I would summarise our work with the following points:

a) The task: We discussed the presentations of the plenary and the way in which the different perspectives (or schools of thought) can be taken into account in the LL project. In this context we acknowledged the diverse positions, frameworks, and theories – some contrasting each other whilst others being complementary to each other. We also noted that some are more underpinned with empirical work whilst others were at higher level of abstraction. From these starting points we worked towards a joint understanding, how to make good use of the different background theories.

b) Approach to theory v.s. theories : We debated the issue ‘unified vs. pluralist view(s)’ as possible way(s) forward.
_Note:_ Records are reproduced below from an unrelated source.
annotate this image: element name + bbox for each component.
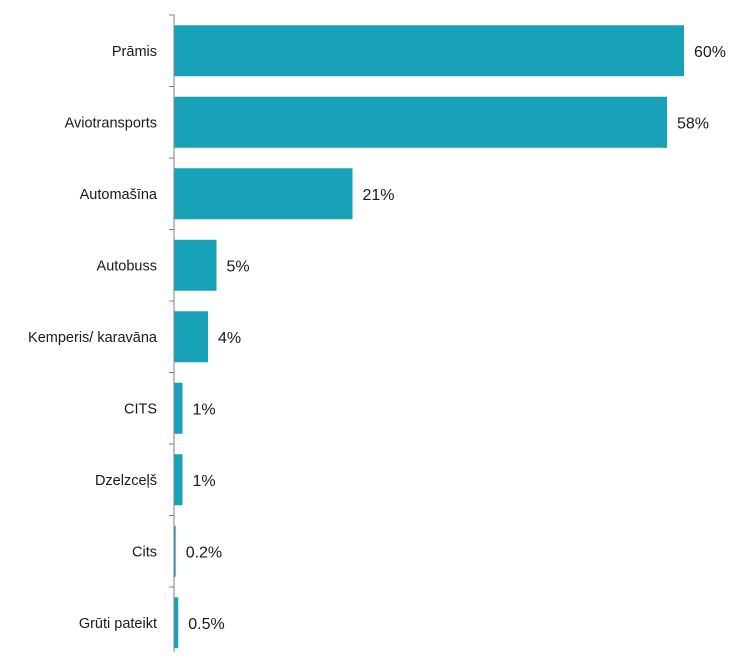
- data-label: 1%: [193, 401, 216, 418]
- category-label: Autobuss: [97, 258, 157, 274]
- data-labels: 60% 58% 21% 5% 4% 1% 1% 0.2% 0.5%: [186, 44, 726, 633]
- bar: [174, 168, 353, 220]
- data-label: 60%: [694, 44, 726, 61]
- bar: [174, 311, 208, 363]
- data-label: 21%: [363, 187, 395, 204]
- category-label: Aviotransports: [65, 115, 157, 131]
- data-label: 0.5%: [188, 616, 224, 633]
- category-label: Prāmis: [112, 44, 157, 60]
- category-labels: Prāmis Aviotransports Automašīna Autobuss Ke…: [28, 44, 158, 632]
- category-label: Automašīna: [80, 187, 158, 203]
- bar: [174, 25, 684, 77]
- category-label: Dzelzceļš: [95, 473, 157, 489]
- data-label: 5%: [227, 258, 250, 275]
- data-label: 0.2%: [186, 544, 222, 561]
- data-label: 58%: [677, 115, 709, 132]
- bar: [174, 525, 176, 577]
- bar: [174, 597, 179, 649]
- bars: [174, 25, 684, 649]
- category-label: Kemperis/ karavāna: [28, 330, 158, 346]
- bar: [174, 239, 217, 291]
- category-label: Grūti pateikt: [79, 616, 157, 632]
- bar: [174, 96, 667, 148]
- data-label: 4%: [218, 330, 241, 347]
- data-label: 1%: [193, 473, 216, 490]
- category-label: Cits: [132, 544, 157, 560]
- category-label: CITS: [124, 401, 157, 417]
- bar: [174, 454, 183, 506]
- axis-ticks: [169, 14, 174, 588]
- bar: [174, 382, 183, 434]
We drew attention to the fact that some of the theories/concepts were not addressing conflicts of interest (or power relations) in working life. As a contrast, others saw them as key issues. Therefore, some theories provide a basis for ‘management tools’ whilst others give insights into conflicts that prevent innovations or lead to unexpected consequences. Taking such tensions into account we pointed to possibilities for drawing together the work from case studies or surveys, from qualitative or quantitative perspectives.

c) Implications for methodology v.s. methodologies: In this context we discussed the parallel use of data from the empirical studies of WP1 and from participative co-design processes and stakeholder talks. We also discussed, in which way the LL project can clarify its commitment or affiliation to ‘action research’ (as indicated in the deliverable of the WP7).  We noted that there are conceptual and epistemological tensions between ‘design research’ and (classical) ‘action research’ that are being debated in the literature. We also noted that there are German conceptualised traditions of ‘accompanying research’ (Begleitforschung) that refer to innovation programmes on Work & Technology or to model/pilot projects in vocational education and training(VET) that are less known elsewhere.

d) The issues of Intervention and Impact: In this context we had a discussion, in what ways the LL project is expected to show impact as Research, Technology & Development (RTD) project. We all agreed that there was a consensus on working with participative design processes and the interventions were essential for the knowledge development approach. However, there were differences between university traditions and/or evaluation procedures, to what extent researches should prioritise impact on theoretical level (academic publishing) or impact on practice (getting evidence on project-generated changes in working life).

e) The issue of desired outcomes in the field: In this context we discussed the prospect of changing attitudes to knowledge sharing. Here the key issues were “tolerance of uncertainty”, “willing to share” and “ability to share knowledge”. The strategies to promote such changes were linked to phrases ‘mindlines not guidelines’ (in the healthcare sector) and to the capability for social shaping of work, technology and environment (Gestaltungsorientierung) in the construction sector. In this way we tried to link the efforts to promote new competences/ capabilities in using Web 2.0 technologies (in the context of work or workplace learning) to the empowerment of users.

f) The conclusion: The group supported the initiative to continue with Theory Camp session(s) in the Bremen consortium meeting. We proposed the following title: “The Impact of the Learning Layers project on Theory and Practice”. We discussed some ideas that can be taken as topics or cross-cutting themes:

  • Connections between learning processes at the level of teams/ groups, organisations, networks, clusters and (‘learning’) regions;
  • Readiness for sharing knowledge; sharing in networks and/or in multiple networks;
  • Promoting new capabilities – the role of networks, organisations, teams and peers;
  • The role of intervention research approaches (action research, accompanying research, design research etc.) in working with and conceptualising such issues.

This is as far as we got in Aachen. The discussion on the follow-up is going on.